- The Washington Times - Tuesday, May 6, 2003

Economic recovery fragile due to lack of confidence
   
   ASSOCIATED PRESS
   New claims for jobless benefits clocked in at the second-highest level of the year and manufacturing shrank, signs that the postwar economy is still struggling.
   The stagnant job market and the battered manufacturing sector are sore spots for the fragile recovery.
   “They are casting a big pall upon the economy,” said Richard Yamarone, economist with Argus Research Corp.
   Although new claims for unemployment insurance dropped by a seasonally adjusted 13,000 for the workweek ending April 26, the level of claims — 448,000 — was still the second highest this year, the Labor Department reported yesterday.
   For 11 straight weeks, jobless claims have been above the 400,000 mark, a level indicative of a weak labor climate.
   “Businesses have not yet regained enough confidence or motivation to slow layoffs and resume hiring,” said Maury Harris, chief economist at UBS Warburg.

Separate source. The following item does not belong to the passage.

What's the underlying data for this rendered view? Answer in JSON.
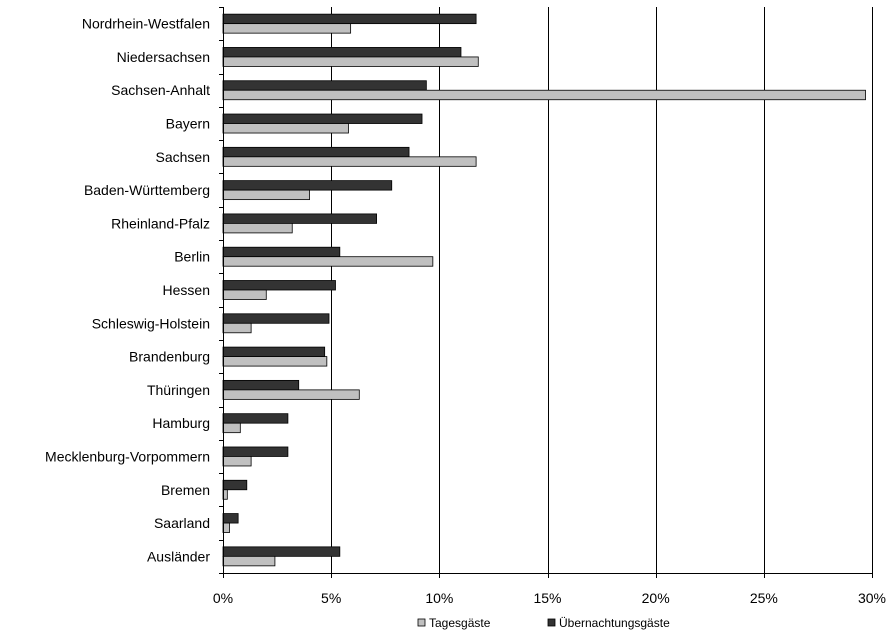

   Manufacturing, meanwhile, not only failed to pick up in April, but also fell for the second straight month.
   The Institute for Supply Management’s manufacturing index fell to 45.4 last month, slipping from 46.2 in March. A reading below 50 indicates that manufacturing activity is contracting; above 50 signals that the industry is busier or growing.
   “The manufacturing sector remains a basket case, and it will be interesting to see how long it takes before we see a turnaround here,” said Joel Naroff, president of Naroff Economic Advisors.
   Other economic news yesterday also was a bit discouraging.
   Construction spending declined 1 percent in March, the largest drop in seven months, the Commerce Department reported. Much of the weakness came from a decrease in spending on big government projects, such as highways and schools. Spending on commercial ventures, such as office buildings, by private builders also was lackluster.
   U.S. productivity, however, rose at an annual rate of 1.6 percent in the first three months of the year as companies produced more while they kept work forces lean. That growth rate was less than analysts had expected but was an improvement from the prior quarter’s 0.7 percent rate.
   Workers lost ground in wages in the first quarter. Hourly compensation adjusted for inflation fell at a rate of 0.3 percent, compared with a 1.9 percent growth rate in the fourth quarter of last year.
   In the layoffs report, the more stable, four-week moving average of jobless claims, which smooths out weekly fluctuations, went up last week by 1,250 to 442,000. That marked the highest level in just over a year.
   “The persistent high level of new claims for unemployment insurance suggests that firms may still be finding it possible to meet their customers’ tepid increases in demand with a leaner work force,” Federal Reserve Chairman Alan Greenspan said Wednesday, when he gave House lawmakers an updated picture of the recovery.
   Mr. Greenspan said the economy gradually should grow stronger with the end of the combat phase in the Iraq war. Many private economists are hopeful that a material rebound in economic activity will develop in the second half of the year.
   Even if that happens, the nation’s unemployment rate probably will creep up because job growth won’t be strong enough to accommodate all the additional job seekers who will enter the market, attracted by an improved climate.
   Economists have predicted that the jobless rate for the past month will nudge up to 5.9 percent or 6 percent, from the rate of 5.8 percent in March.